A Ponte (The Bridge),
de Eric Steel (EUA, 2006)
por Eduardo Valente

Snuff movie

As primeiras imagens de A Ponte deixam o espectador curioso: vários ângulos da Golden Gate, uma das mais belas pontes do mundo (como o documentário informa, votada uma das sete maravilhas do mundo moderno). Até que a imagem se centra em um determinado homem, parado na beira da ponte, olhando para baixo. Depois de um tempo assim, ele salta sobre a mureta de proteção, e se lança no espaço, no que a câmera acompanha o seu vôo para a morte. Forte, sem dúvida, a imagem também provoca imenso mal estar sobre a sua captação para o filme. O que pareceria a princípio uma pergunta (“qual o limite ético de um cineasta a filmar algo real?”), se torna uma resposta enfática depois que a câmera continua seu movimento, e encontra um homem que veleja com sua prancha de kite surf no mesmo espaço em que o homem acaba de se suicidar. Corta para uma entrevista com o mesmo kite surfista, falando sobre a dualidade entre a celebração da vida que é o esporte, convivendo com o desejo da morte. Corta para um clipe de imagens de kite surf.

Não é preciso ser nenhum Jacques Rivette (que escreveu um clássico artigo sobre a moral que um movimento de câmera pode revelar) para saber que Eric Steel está além de qualquer postura ética perante as imagens. Ao longo do filme, vemos como ele dispõe suas câmeras (pois é, descobriremos depois que há mais do que uma câmera!) filmando constantemente a Golden Gate em busca de imagens de suicidas. Imagens estas que ele espera encontrar, já que sabe (um letreiro no final do filme revela) que aquele é o lugar do mundo onde mais gente se mata. Mas, não só ele filma, como entrevista pessoas que estavam presentes como testemunhas, o que deixa certo um trabalho de produção local, onde o câmera se comunica com alguém próximo da cena, que procura as testemunhas (captadas pela câmera), para pegar seu contato e marcar futuras entrevistas.
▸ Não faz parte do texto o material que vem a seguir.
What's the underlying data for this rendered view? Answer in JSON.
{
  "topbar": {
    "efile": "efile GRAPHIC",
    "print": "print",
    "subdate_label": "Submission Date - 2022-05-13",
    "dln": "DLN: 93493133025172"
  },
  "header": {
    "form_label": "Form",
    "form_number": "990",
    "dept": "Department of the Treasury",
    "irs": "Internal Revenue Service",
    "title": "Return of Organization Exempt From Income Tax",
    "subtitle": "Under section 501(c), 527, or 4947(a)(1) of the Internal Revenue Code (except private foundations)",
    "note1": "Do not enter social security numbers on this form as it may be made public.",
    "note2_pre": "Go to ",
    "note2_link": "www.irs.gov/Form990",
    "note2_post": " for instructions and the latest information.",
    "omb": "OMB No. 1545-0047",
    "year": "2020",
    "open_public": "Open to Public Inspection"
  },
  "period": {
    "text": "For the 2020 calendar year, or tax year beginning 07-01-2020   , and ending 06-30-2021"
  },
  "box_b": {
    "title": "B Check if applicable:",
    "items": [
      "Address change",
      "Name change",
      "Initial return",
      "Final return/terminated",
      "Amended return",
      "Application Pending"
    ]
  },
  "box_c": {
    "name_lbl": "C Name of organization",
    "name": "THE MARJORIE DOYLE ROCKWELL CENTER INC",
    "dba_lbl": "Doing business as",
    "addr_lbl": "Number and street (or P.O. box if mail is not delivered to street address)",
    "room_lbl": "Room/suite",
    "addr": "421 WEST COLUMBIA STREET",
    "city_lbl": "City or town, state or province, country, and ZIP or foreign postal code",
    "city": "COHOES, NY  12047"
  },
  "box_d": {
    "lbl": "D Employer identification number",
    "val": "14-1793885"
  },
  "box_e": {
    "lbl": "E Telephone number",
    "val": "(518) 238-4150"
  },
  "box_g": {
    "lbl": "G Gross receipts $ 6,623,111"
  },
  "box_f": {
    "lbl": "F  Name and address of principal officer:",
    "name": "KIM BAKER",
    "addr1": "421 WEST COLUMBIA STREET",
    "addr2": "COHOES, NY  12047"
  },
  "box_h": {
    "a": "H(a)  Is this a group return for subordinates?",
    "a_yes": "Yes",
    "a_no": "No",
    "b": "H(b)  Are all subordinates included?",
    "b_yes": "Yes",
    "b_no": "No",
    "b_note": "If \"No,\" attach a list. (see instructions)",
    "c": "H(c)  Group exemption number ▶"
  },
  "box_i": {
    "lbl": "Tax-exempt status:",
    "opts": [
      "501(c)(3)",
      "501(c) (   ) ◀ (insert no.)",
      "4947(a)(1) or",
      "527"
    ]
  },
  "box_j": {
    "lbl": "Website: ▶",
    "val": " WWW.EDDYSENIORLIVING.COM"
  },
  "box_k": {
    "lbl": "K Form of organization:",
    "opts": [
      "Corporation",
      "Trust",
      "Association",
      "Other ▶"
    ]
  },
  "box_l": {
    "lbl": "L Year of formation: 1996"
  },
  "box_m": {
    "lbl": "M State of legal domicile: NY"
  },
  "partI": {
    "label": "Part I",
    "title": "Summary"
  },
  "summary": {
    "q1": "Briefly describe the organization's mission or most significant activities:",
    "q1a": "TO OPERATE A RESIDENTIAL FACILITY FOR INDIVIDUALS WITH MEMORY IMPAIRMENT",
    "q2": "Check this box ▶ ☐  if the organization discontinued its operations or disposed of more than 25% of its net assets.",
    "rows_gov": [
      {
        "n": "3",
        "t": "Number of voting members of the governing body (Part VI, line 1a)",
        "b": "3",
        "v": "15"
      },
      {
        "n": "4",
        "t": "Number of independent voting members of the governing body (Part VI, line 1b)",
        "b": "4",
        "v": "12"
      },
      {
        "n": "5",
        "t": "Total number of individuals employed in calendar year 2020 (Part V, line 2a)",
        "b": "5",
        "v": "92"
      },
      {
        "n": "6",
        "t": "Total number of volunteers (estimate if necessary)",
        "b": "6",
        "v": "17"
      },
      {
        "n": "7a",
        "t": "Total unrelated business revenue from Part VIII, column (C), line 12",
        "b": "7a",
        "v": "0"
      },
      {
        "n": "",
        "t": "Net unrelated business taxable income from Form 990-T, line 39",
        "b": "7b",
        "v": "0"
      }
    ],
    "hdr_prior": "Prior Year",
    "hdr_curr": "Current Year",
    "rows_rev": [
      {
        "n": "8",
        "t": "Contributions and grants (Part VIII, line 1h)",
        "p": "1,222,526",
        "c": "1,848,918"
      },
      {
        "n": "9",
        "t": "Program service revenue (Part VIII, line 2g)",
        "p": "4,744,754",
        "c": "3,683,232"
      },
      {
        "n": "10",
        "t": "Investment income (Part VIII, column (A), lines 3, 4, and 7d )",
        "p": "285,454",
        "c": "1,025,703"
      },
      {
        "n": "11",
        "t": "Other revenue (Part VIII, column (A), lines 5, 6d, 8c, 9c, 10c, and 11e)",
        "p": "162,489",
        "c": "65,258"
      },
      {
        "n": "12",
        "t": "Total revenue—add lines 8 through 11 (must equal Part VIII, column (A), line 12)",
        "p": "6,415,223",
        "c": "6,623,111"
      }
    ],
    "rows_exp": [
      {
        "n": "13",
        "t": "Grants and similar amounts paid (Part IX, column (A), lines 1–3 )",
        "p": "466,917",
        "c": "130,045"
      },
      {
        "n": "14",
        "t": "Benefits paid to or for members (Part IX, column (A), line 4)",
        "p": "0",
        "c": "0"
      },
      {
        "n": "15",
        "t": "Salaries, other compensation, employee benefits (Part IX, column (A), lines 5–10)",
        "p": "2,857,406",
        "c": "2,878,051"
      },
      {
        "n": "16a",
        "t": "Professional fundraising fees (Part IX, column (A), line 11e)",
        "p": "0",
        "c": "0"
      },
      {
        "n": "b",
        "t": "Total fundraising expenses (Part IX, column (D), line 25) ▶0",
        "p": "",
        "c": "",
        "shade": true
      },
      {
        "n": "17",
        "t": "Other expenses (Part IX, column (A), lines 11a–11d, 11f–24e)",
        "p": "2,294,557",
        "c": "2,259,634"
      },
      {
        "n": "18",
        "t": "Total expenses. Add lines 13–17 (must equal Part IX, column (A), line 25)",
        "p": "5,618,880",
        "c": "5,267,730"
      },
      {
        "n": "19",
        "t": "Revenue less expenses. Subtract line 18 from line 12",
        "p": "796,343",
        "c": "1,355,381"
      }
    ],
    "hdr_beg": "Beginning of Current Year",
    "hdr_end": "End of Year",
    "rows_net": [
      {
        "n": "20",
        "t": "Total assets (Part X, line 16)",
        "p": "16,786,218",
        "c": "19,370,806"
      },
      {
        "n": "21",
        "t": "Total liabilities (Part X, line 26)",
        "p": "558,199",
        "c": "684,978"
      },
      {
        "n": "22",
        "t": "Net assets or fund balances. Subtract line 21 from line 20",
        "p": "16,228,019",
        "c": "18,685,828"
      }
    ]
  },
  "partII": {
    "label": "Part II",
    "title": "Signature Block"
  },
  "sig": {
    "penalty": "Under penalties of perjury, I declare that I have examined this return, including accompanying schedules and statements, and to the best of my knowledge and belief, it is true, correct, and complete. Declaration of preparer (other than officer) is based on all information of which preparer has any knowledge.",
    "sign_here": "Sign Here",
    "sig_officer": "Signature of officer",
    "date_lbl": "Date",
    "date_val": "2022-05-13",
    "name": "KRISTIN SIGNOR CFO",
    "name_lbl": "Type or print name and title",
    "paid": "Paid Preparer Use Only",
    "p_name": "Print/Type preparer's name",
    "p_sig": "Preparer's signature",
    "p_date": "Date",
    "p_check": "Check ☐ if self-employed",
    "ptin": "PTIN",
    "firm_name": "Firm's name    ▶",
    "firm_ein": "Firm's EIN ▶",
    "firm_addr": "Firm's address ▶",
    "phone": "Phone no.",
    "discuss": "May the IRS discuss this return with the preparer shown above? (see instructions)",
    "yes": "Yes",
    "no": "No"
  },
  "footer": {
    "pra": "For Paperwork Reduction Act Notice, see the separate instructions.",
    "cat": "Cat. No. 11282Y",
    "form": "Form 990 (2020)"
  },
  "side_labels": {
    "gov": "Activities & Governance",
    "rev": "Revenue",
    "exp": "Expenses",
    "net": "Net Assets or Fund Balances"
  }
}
Embora Steel pareça esquecer disso, fazer tudo por um filme tem limites.

O golpe de Steel é fingir que seu filme é sobre “tentar entender os motivos de quem se mata”, através de entrevistas com familiares, amigos próximos daqueles que pulam da ponte. Mas o argumento não resiste a dois pontos simples: primeiro, que este tema não pede o específico da ponte – poderia ser explorado com qualquer suicida, que escolha qualquer método para se matar. As perguntas e respostas feitas ao longo do filme são banais, nada ilustrativas sobre um tema tão exaustivamente explorado (e ainda que seja, segundo filósofos, o único tema realmente sério a se discutir, não será aqui neste filme). Segundo, porque de fato haveria toda uma série de perguntas sobre o específico da ponte: por que as autoridades permitem a presença de pessoas no beiral da ponte se há estatísticas com números tão impressionantes?; por que a mureta de proteção é tão baixa?; por que um sistema de vigilância com câmeras (como as que Steel usa com outros fins) não seria instalado? Qualquer documentarista minimamente sério sobre o tema teria que se fazer estas óbvias perguntas para justificar a escolha da ponte como foco num documentário sobre suicidas.

Mas, claro, não é sobre suicidas, suas razões e a ponte Golden Gate que trata o filme de Steel. O que ele realmente documenta é o fascínio pela imagem da morte de um ser humano. Fascínio do espectador, claro, mas também do realizador. Que espera, senta, busca estas imagens. E que depois as usa para criar suspense na montagem de seu filme documental, jogando com imagens de pessoas que não vão se matar (aha!), e priorizando um personagem mais “dramático” (com seus longos cabelos negros no vento), só mostrando sua morte quase no final do filme, após inúmeras cenas do seu desespero na beira do “precipício”. Curiosamente, no meio do filme surge um fotógrafo que tirava fotos da ponte, quando viu alguém que ia pular. Continua tirando fotos, até que decide largar a câmera, intervém na realidade, e salva a pessoa. Na sua entrevista, ele discute o tema da necessidade de largar a estética de lado frente uma realidade maior. Não se pede o mesmo de Steel, porque ninguém precisa abraçar uma carreira de salvador. Pede-se apenas que ele não seja calhorda o suficiente para desejar a captura daquelas imagens e seu futuro uso, com supostos fins “sérios” - quando, de fato, faz um snuff movie.